Amher visibiliza a las trabajoras del hogar en varias actividades

Amher organizó varias actividades sobre el tema. / MARÍA
Amher organizó varias actividades sobre el tema. / MARÍA

La asociación hernaniarra organizó recientemente una charla-coloquio y la proyección de documentales

MARÍA CORTÉS HERNANI.

El pasado 30 de marzo las trabajadoras del hogar celebraron su día internacional. Y en este contexto, la asociación multicultural Amher organizó varias actividades, como una charla sobre los derechos de las trabajadoras del hogar que impartió Isabel Otxoa, de la Asociación de Trabajadoras del Hogar de Bizkaia (ATH-ELE), donde los asistentes también recibieron de la mano de Katia Reimberg, de la asociación BidezBide, información sobre la formación requerida actualmente para trabajar en el cuidado de personas dependientes. También se proyectó en Biteri el documental 'Chica seria y responsable', así como otro audiovisual que recogía testimonios de trabajadoras del hogar de Hernani .

Mujeres inmigrantes

Y es que según informaron desde Amher, «en el contexto de Hernani el trabajo del hogar es realizado en su gran mayoría por mujeres inmigrantes, beneficiando a familias y personas mayores que requieren de los cuidados. Gracias a esta actividad tanto mujeres como hombres pueden desarrollarse profesionalmente, fuera del ámbito doméstico, y las personas con necesidades de cuidado pueden llevar una vida digna y armoniosa. Sin embargo, las condiciones laborales del trabajo del hogar dejan mucho que desear».

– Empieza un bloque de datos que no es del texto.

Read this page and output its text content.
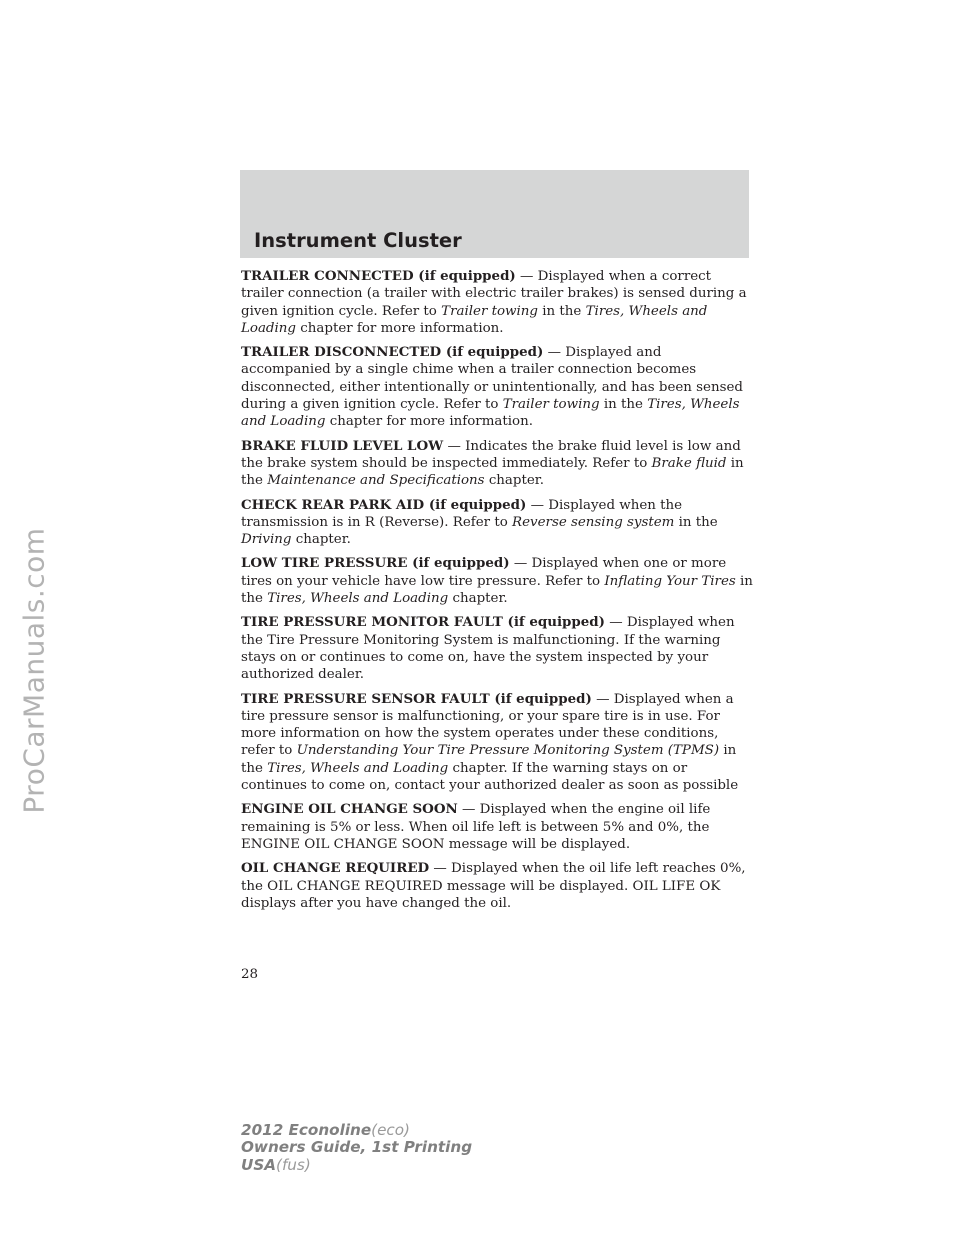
ProCarManuals.com
Instrument Cluster

TRAILER CONNECTED (if equipped) — Displayed when a correct trailer connection (a trailer with electric trailer brakes) is sensed during a given ignition cycle. Refer to Trailer towing in the Tires, Wheels and Loading chapter for more information.

TRAILER DISCONNECTED (if equipped) — Displayed and accompanied by a single chime when a trailer connection becomes disconnected, either intentionally or unintentionally, and has been sensed during a given ignition cycle. Refer to Trailer towing in the Tires, Wheels and Loading chapter for more information.

BRAKE FLUID LEVEL LOW — Indicates the brake fluid level is low and the brake system should be inspected immediately. Refer to Brake fluid in the Maintenance and Specifications chapter.

CHECK REAR PARK AID (if equipped) — Displayed when the transmission is in R (Reverse). Refer to Reverse sensing system in the Driving chapter.

LOW TIRE PRESSURE (if equipped) — Displayed when one or more tires on your vehicle have low tire pressure. Refer to Inflating Your Tires in the Tires, Wheels and Loading chapter.

TIRE PRESSURE MONITOR FAULT (if equipped) — Displayed when the Tire Pressure Monitoring System is malfunctioning. If the warning stays on or continues to come on, have the system inspected by your authorized dealer.

TIRE PRESSURE SENSOR FAULT (if equipped) — Displayed when a tire pressure sensor is malfunctioning, or your spare tire is in use. For more information on how the system operates under these conditions, refer to Understanding Your Tire Pressure Monitoring System (TPMS) in the Tires, Wheels and Loading chapter. If the warning stays on or continues to come on, contact your authorized dealer as soon as possible

ENGINE OIL CHANGE SOON — Displayed when the engine oil life remaining is 5% or less. When oil life left is between 5% and 0%, the ENGINE OIL CHANGE SOON message will be displayed.

OIL CHANGE REQUIRED — Displayed when the oil life left reaches 0%, the OIL CHANGE REQUIRED message will be displayed. OIL LIFE OK displays after you have changed the oil.

28
2012 Econoline(eco)
Owners Guide, 1st Printing
USA(fus)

Así lo pudieron comprobar los asistentes a la proyección, quienes escucharon el testimonio de una de las trabajadoras en Hernani que relataba que «mi jefa sabe que tengo dos hijas y nunca me ha preguntado por ellas. Sabe que vivo en Donostia y que me tengo que desplazar en autobús, con lo que ello supone económicamente, y tampoco nunca se ha interesado». La mujeres que ofrece el testimonio reconoce que «mi jefa no me trata mal en el sentido de insultarme o agredirme, pero paso horas trabajando en la casa y nunca me han ofrecido nada para comer ni beber. Tampoco me siento cómoda utilizando el baño... pero aguanto todo por mis hijas y porque necesito el dinero».

«Me trata bien»

Pero no todos los testimonios fueron negativos, como el caso de una joven colombiana residente en Hernani que explicaba su buena experiencia con la persona para la que trabaja. «Nos llevamos muy bien, me trata bien. Yo limpio y hago la comida para las dos. Solemos pasear mucho. Es muy cariñosa conmigo», aseguraba la joven en el video.

Dejando a un lado su situación personal, como sentimiento general reivindicaban que «una sola golondrina no hace verano, pero muchas sí. La unión hace la fuerza y nosotras tenemos que unirnos. Quieran o no somos parte de la sociedad y no pedimos nada que no nos corresponda, solo que se respeten nuestros derechos. Tenemos una gran sensación de vulnerabilidad, porque venimos de otros países, por el tema de los papeles, y por necesitar el dinero para vivir».